A phone is not just a phone

Monday, July 6, 2009

A cellphone is not just for calling, texting and taking pictures anymore. Several startup business ventures spawned by MIT students, sometimes as class projects and sometimes as independent work, are exploring new ways to harness the increasingly ubiquitous devices. They are using phones to help people, especially in developing nations, to raise their incomes, learn to read, get where they’re going and even diagnose their ailments.

Some of these projects will be field-tested this summer as student groups fan out around the world to fine-tune and improve their concepts and launch new businesses.
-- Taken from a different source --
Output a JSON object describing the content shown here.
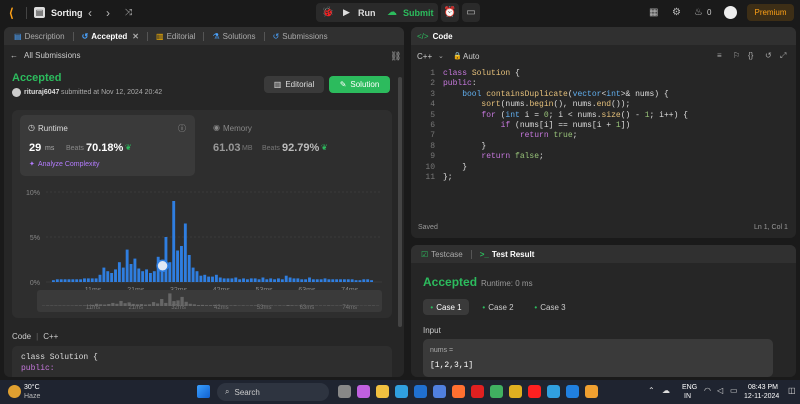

Many were developed as entries for MIT’s IDEAS or $100K business competitions, or as part of the MIT Media Lab’s NextLab program to develop cellphone applications geared toward the developing world. (Several high-end applications, aimed more at consumers in the developed world, are also being developed at MIT. Read more about them here.)

NextLab is based on trying to answer the question “can you make a cellphone change the world?” says its instructor Jhonatan Rotberg, director of the Media Lab’s Next Billion Network – a group, of which NextLab is a part, formed to examine potential applications for the next one billion people expected to become cellphone users over the next three years. With cellphones now in the hands of four billion people worldwide, he says, “we’re at the threshold of something important in history.”